Published:
02/03/2011 02:56pm
California Foundation Fund is turning Financial Literacy Upside Down
California Foundation Fund (CAFF) San Diego CA
www.cafoundationfund.org
The independent non-profit corporation is creating financial literacy curriculum from the bottom up with the input of local community members. Under the directive of CAFF, studies are under way to determine how specific communities learn and engage in financial literacy topics. The goal of this effort is to ensure future financial literacy initiatives are audience specific and shows progress is helping underserved communities break the cycle of poverty.
It is through this study that financial literacy curriculum will be designed to address improvements in audience participation and benefit those that need it the most. Participants will be studied to determine lesson effectiveness, interests, presentation preferences, and environmental needs. This outreach initiative is intended to support the California Financial Curriculum Council revise and update lesson plans, objectives, anticipated outcomes, instructional resources, and benchmarks for financial literacy programs.
Participants' money management progress will be gauged to a national set of benchmarks and standards. Unlike generic curriculum development, this work takes in both academic and cultural inputs to address the aim to teach money management skills.
According to recent census results, the fastest growth in poverty rates in California is within single mothers. Other large underserved communities in California include, Latinos, immigrants, and discharged military members. CAFF intends to study these communities to determine the best methods to help educators present financial literacy topics and track participants results. The findings and audience specific curriculum modules will be made available for educational institutions to use by April 2011.
About California Foundation Fund
CAFF's mission is to break the cycle of poverty and the financial stresses that devastate our State’s low-income population. Through technical support services, CAFF provides financial educators the tools and benchmarks required to deliver successful personal and small business initiatives. CAFF's directive is to help improve the methods in which financial education is developed and implemented. CAFF foster collaborative relationships between communities and financial education institutions to improve participants financial lives.

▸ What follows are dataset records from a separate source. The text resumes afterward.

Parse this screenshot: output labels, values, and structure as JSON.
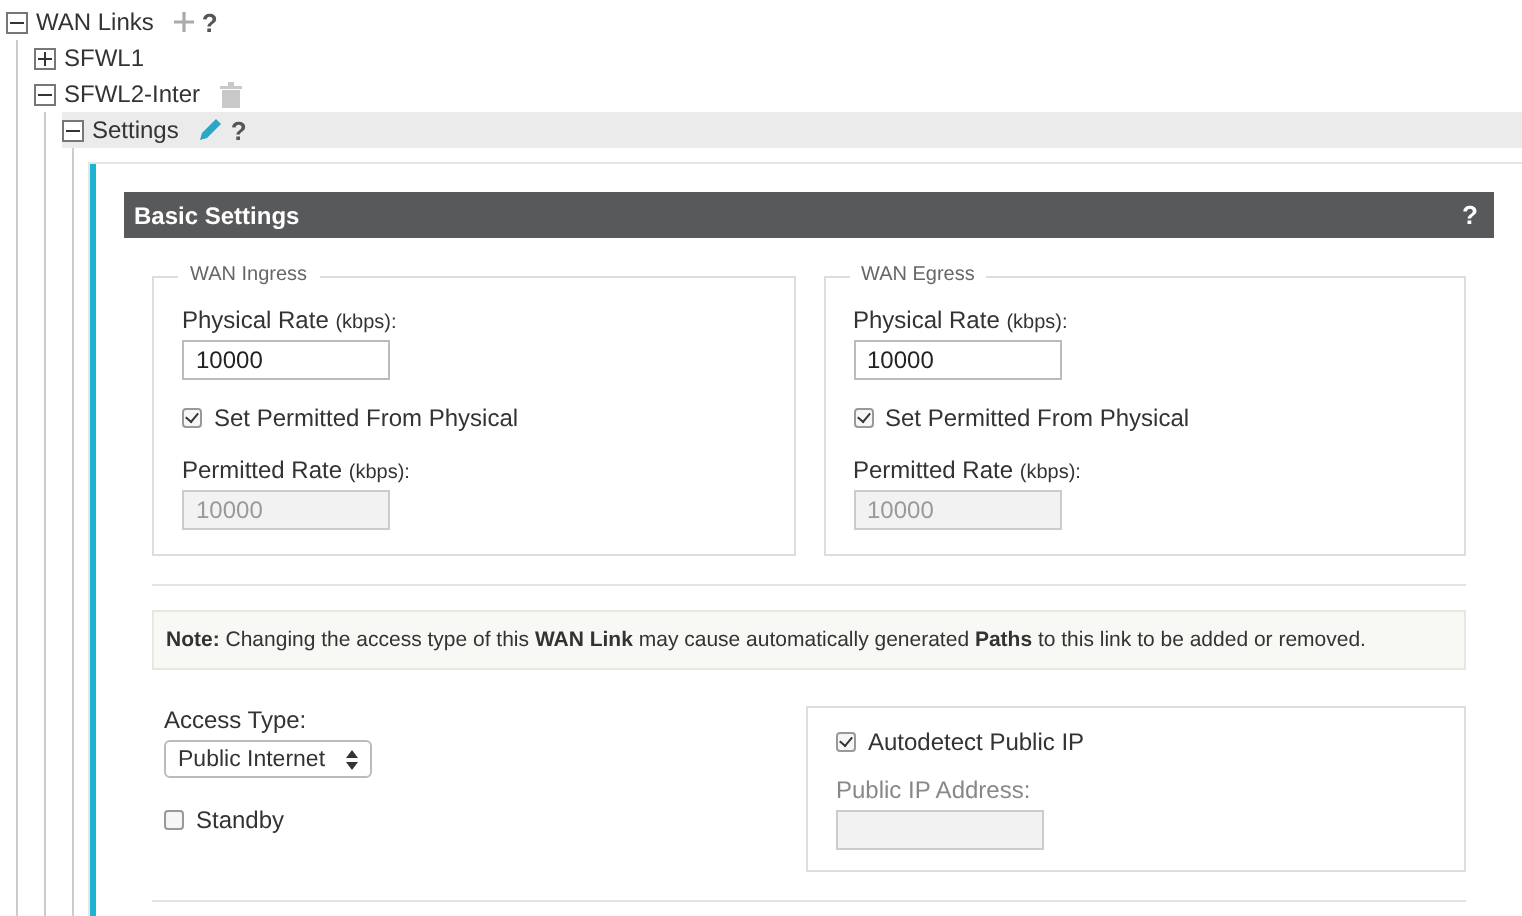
{
  "tree": [
    {
      "label": "WAN Links",
      "expanded": true,
      "add": true,
      "help": "?",
      "children": [
        {
          "label": "SFWL1",
          "expanded": false
        },
        {
          "label": "SFWL2-Inter",
          "expanded": true,
          "delete": true,
          "children": [
            {
              "label": "Settings",
              "expanded": true,
              "selected": true,
              "edit": true,
              "help": "?"
            }
          ]
        }
      ]
    }
  ],
  "panel": {
    "title": "Basic Settings",
    "help": "?",
    "groups": [
      {
        "legend": "WAN Ingress",
        "physical": {
          "label": "Physical Rate",
          "unit": "(kbps):",
          "value": "10000",
          "disabled": false
        },
        "permit": {
          "label": "Set Permitted From Physical",
          "checked": true
        },
        "permitted": {
          "label": "Permitted Rate",
          "unit": "(kbps):",
          "value": "10000",
          "disabled": true
        }
      },
      {
        "legend": "WAN Egress",
        "physical": {
          "label": "Physical Rate",
          "unit": "(kbps):",
          "value": "10000",
          "disabled": false
        },
        "permit": {
          "label": "Set Permitted From Physical",
          "checked": true
        },
        "permitted": {
          "label": "Permitted Rate",
          "unit": "(kbps):",
          "value": "10000",
          "disabled": true
        }
      }
    ],
    "note": "**Note:** Changing the access type of this **WAN Link** may cause automatically generated **Paths** to this link to be added or removed.",
    "access_type": {
      "label": "Access Type:",
      "value": "Public Internet"
    },
    "standby": {
      "label": "Standby",
      "checked": false
    },
    "autodetect": {
      "label": "Autodetect Public IP",
      "checked": true
    },
    "public_ip": {
      "label": "Public IP Address:",
      "disabled": true
    }
  }
}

CAFF has a team of executives in educational management, behavioral science, research, and financial industries who develop, execute and evaluate a narrow set of high impact and replicable programs within culturally similar communities.
CAFF programs helps organizations create, determine, gauge, and regulate successful implementation of:
Financial Literacy
Basic financial education
Asset building services
Credit management education
Home ownership counseling
Tax consulting
Small business mentorship
Small business support services
Personal micro-lending development
These programs often assist residents of lower-income neighborhoods to build wealth and participate in the American financial system. Implemented successfully, these steps help break the cycle of generational poverty. At the same time, financial literacy enable institutions to extend the reach of their products and services to low-income persons and to unbanked and underbanked markets.